Due to the assumed undocumented nature of the issue’s factory workers, there are some people that would rather have seen Superman stand aside and do nothing to save them, but that fundamentally misses the point of Superman and shows us just why we need him now more than ever.
The main crux of the issue revolves around Mr. Oz inflaming the prejudices and worst impulses of people all around the world, causing a chain reaction of violence and carnage. One of those individuals is a recently laid-off factory worker who blames undocumented immigrants for stealing his job. The man — who wears an American flag bandana — purchases a gun and returns to the factory to get what he sees as his revenge, but Superman intercedes, saving the immigrants and handing the attacker over to the police.
It doesn’t seem like too controversial a scene — Superman saves people all the time — but Fox News host and columnist Todd Starnes took exception to it and wrote an article for FoxNews.com lambasting DC Comics for “turning its stable of iconic heroes into political pawns.” The civilians Superman saves aren’t even necessarily undocumented immigrants, not that it matters in the Man of Steel’s eyes. The only time their citizenship is mentioned is by the story’s racist attacker. Starnes’ insistence that they are “illegal aliens” proves the issue’s point, that racists and bigots will find any excuse to blame a person of color for their problems and justify violence towards them.

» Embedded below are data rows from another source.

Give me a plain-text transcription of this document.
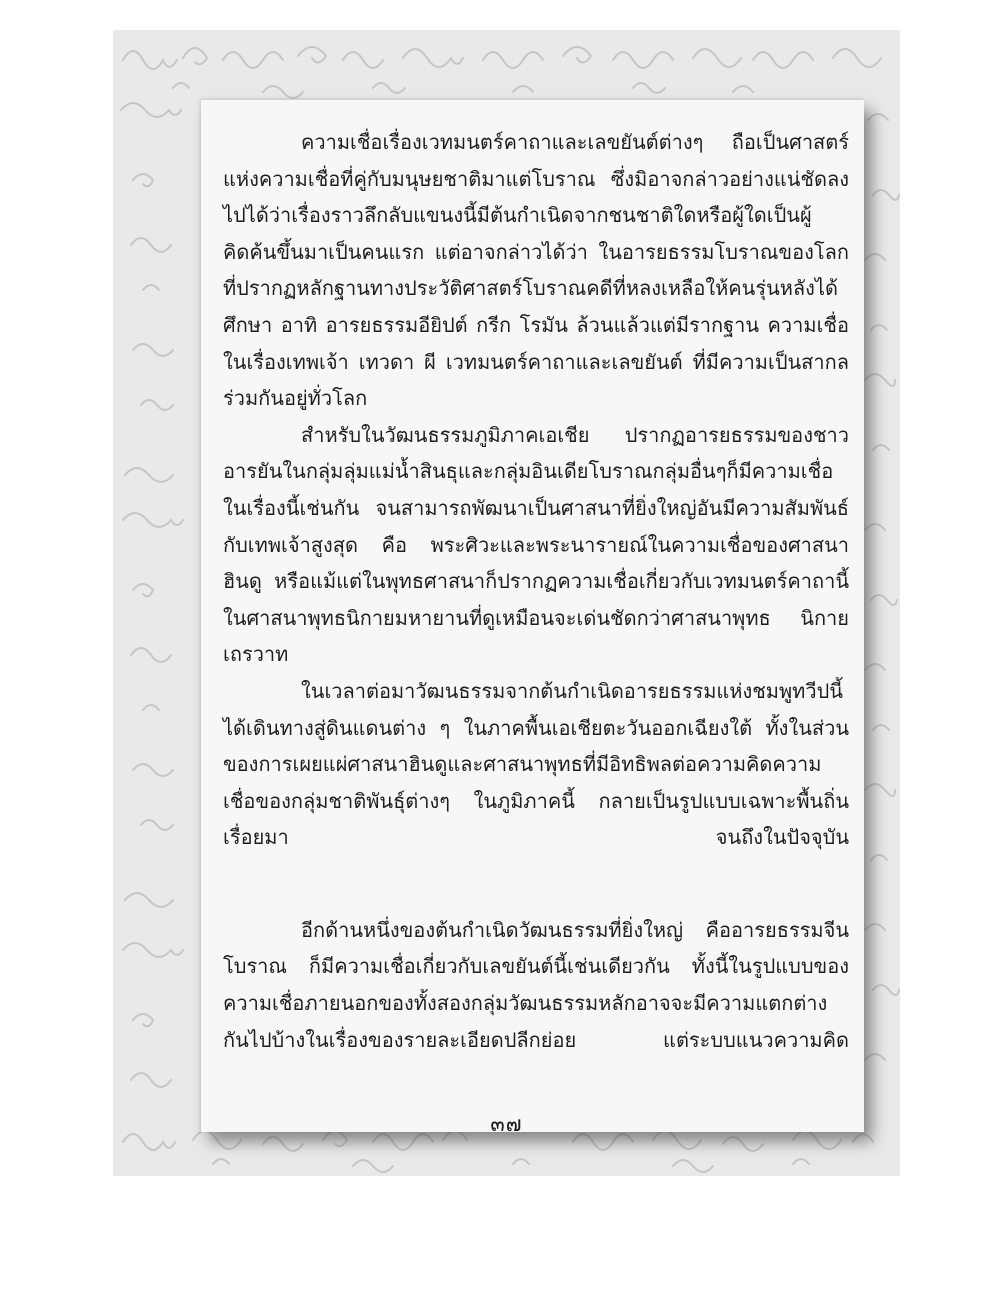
ความเชื่อเรื่องเวทมนตร์คาถาและเลขยันต์ต่างๆ ถือเป็นศาสตร์แห่งความเชื่อที่คู่กับมนุษยชาติมาแต่โบราณ ซึ่งมิอาจกล่าวอย่างแน่ชัดลงไปได้ว่าเรื่องราวลึกลับแขนงนี้มีต้นกำเนิดจากชนชาติใดหรือผู้ใดเป็นผู้คิดค้นขึ้นมาเป็นคนแรก แต่อาจกล่าวได้ว่า ในอารยธรรมโบราณของโลกที่ปรากฏหลักฐานทางประวัติศาสตร์โบราณคดีที่หลงเหลือให้คนรุ่นหลังได้ศึกษา อาทิ อารยธรรมอียิปต์ กรีก โรมัน ล้วนแล้วแต่มีรากฐาน ความเชื่อในเรื่องเทพเจ้า เทวดา ผี เวทมนตร์คาถาและเลขยันต์ ที่มีความเป็นสากลร่วมกันอยู่ทั่วโลก

สำหรับในวัฒนธรรมภูมิภาคเอเชีย ปรากฏอารยธรรมของชาวอารยันในกลุ่มลุ่มแม่น้ำสินธุและกลุ่มอินเดียโบราณกลุ่มอื่นๆก็มีความเชื่อในเรื่องนี้เช่นกัน จนสามารถพัฒนาเป็นศาสนาที่ยิ่งใหญ่อันมีความสัมพันธ์กับเทพเจ้าสูงสุด คือ พระศิวะและพระนารายณ์ในความเชื่อของศาสนาฮินดู หรือแม้แต่ในพุทธศาสนาก็ปรากฏความเชื่อเกี่ยวกับเวทมนตร์คาถานี้ในศาสนาพุทธนิกายมหายานที่ดูเหมือนจะเด่นชัดกว่าศาสนาพุทธ นิกายเถรวาท

ในเวลาต่อมาวัฒนธรรมจากต้นกำเนิดอารยธรรมแห่งชมพูทวีปนี้ได้เดินทางสู่ดินแดนต่าง ๆ ในภาคพื้นเอเชียตะวันออกเฉียงใต้ ทั้งในส่วนของการเผยแผ่ศาสนาฮินดูและศาสนาพุทธที่มีอิทธิพลต่อความคิดความเชื่อของกลุ่มชาติพันธุ์ต่างๆ ในภูมิภาคนี้ กลายเป็นรูปแบบเฉพาะพื้นถิ่นเรื่อยมา	จนถึงในปัจจุบัน

อีกด้านหนึ่งของต้นกำเนิดวัฒนธรรมที่ยิ่งใหญ่ คืออารยธรรมจีนโบราณ ก็มีความเชื่อเกี่ยวกับเลขยันต์นี้เช่นเดียวกัน ทั้งนี้ในรูปแบบของความเชื่อภายนอกของทั้งสองกลุ่มวัฒนธรรมหลักอาจจะมีความแตกต่างกันไปบ้างในเรื่องของรายละเอียดปลีกย่อย แต่ระบบแนวความคิด

๓๗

The last time Superman made waves among right-wing pundits was when Action Comics #900 was released in 2011, and the hero renounced his US citizenship. The short story, by David S. Goyer and Miguel Sepulveda, shows Superman supporting protesters in Tehran, and when the Iranian government sees it as a sign of American aggression, Superman decides to renounce his honorary American citizenship so that his actions are not seen as that of US policy. GOP activist Angie Meyer criticized the story as having “a blatant lack of patriotism, and respect for our country” and “belittling the United States as a whole.” In actuality, though, the story was about Superman allowing the United States government to operate freely without worrying about what Superman was doing, who he was saving and where.